September 30th, 2008 by Potato

It’s been a rough, rough month on the market. When I figured we were at the bottom, or close enough for it to not really matter, back in the summer I put the last of the cash I could into the market. These huge drops in the market we’ve seen have been pretty tough to take and just sit by and do nothing. It was a lot easier to sit there and watch 80% of what I own go down knowing I could then invest the other 20% at a better value. Now that I’ve got nothing to do but sit and watch and worry it’s a bit harder. Especially since we’ve broken through the old lows now, so it’s hard to say when it will stop.

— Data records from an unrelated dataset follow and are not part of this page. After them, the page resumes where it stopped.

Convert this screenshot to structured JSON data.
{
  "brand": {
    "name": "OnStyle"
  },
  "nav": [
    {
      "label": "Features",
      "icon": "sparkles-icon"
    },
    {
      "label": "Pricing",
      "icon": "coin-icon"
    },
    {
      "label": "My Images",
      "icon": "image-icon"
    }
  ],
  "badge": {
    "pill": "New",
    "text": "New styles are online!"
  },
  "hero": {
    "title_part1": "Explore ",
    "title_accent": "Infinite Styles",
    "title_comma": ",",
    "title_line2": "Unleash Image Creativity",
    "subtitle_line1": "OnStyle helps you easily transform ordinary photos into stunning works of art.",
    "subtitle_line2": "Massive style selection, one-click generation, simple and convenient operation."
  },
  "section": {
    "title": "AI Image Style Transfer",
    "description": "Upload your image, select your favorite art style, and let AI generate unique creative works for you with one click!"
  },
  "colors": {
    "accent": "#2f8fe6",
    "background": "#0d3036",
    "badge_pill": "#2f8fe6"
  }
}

I’ve been wondering if I should maybe mix things up a bit. Almost everything, even the “safe” stuff, is way down. Whether it’s actually got an issue in these uncertain energy/credit markets, or if it’s just something that hasn’t been hit so it can be sold to settle a margin balance, it’s probably down.

Q9 and Teranet are both takeover candidates that have a fair bit of upside to them for the takeovers: Q9 is sitting at about a 6% potential return for holding it for another 3 months to the close; Teranet has a hostile bid at $11, pays a ~7% yield on top of that, and could get bid higher, possibly to the $11.50-12 range. They’re both down a little these last few days, but nothing like most other things, and I’m wondering if I should sell them to take my chances on something that’s not fairing as well. From the “safer” side of the street there are trusts like FCE.UN, which is down over 6% this week, and yielding 10%, which compares favourably to the upside on Q9. HR.UN has long been a stable and reliable part of my portfolio, but it’s just been hammered lately; this is probably because it’s rumoured to need to borrow more money in the near future, and with the current credit conditions, that might cost them. It actually raises a good point for trying to do active management in this environment: previously acceptable levels of debt might not be at the moment. Good unleveraged cash flow might be the key thing to look for; or at least have the debt be long-term without a renewal coming up, which is part of why I like FCE.UN.

Another option is to take a gamble on some Canadian banks now that they’re cheap again, and hope that they can avoid the worst of this credit crisis, hope that CMHC will protect them from the Canadian housing market, and hope that they continue their dividend payments. Of course, then I’d have to engage in some bottom-calling again, and while there’s certainly the blood in the streets this time around, moreso than in March with Bear Sterns, I’m a little hesitant to try that again.

As much as I can drive myself crazy thinking of what the best thing to do is, given the current instability I think I’m just going to sit on my hands for a few days. The market probably won’t do anything until the US congress decides what it’s next move will be, and that probably won’t be until Thursday from what I can see.

Fortunately, I can see around the blogosphere that I’m not alone. Mr Cheap at 4 Pillars is reminding us today that the adage is “buy low, sell high” — and baby right now, things are low. CC reminds us to keep faith in stocks for the long term. Eventually, they will turn around; if they don’t, that future will be a bleak and different place anyway. It’s like my dad says: you’re either investing in the stock market, or in a cabin, a gun, a dog, and canned goods. From the look of my parents’ cabin, my dad believes in diversification.

One Response to “When Will We Hit Bottom?”

  1. moneygardener Says:

    I’m with you here….no money, just interest.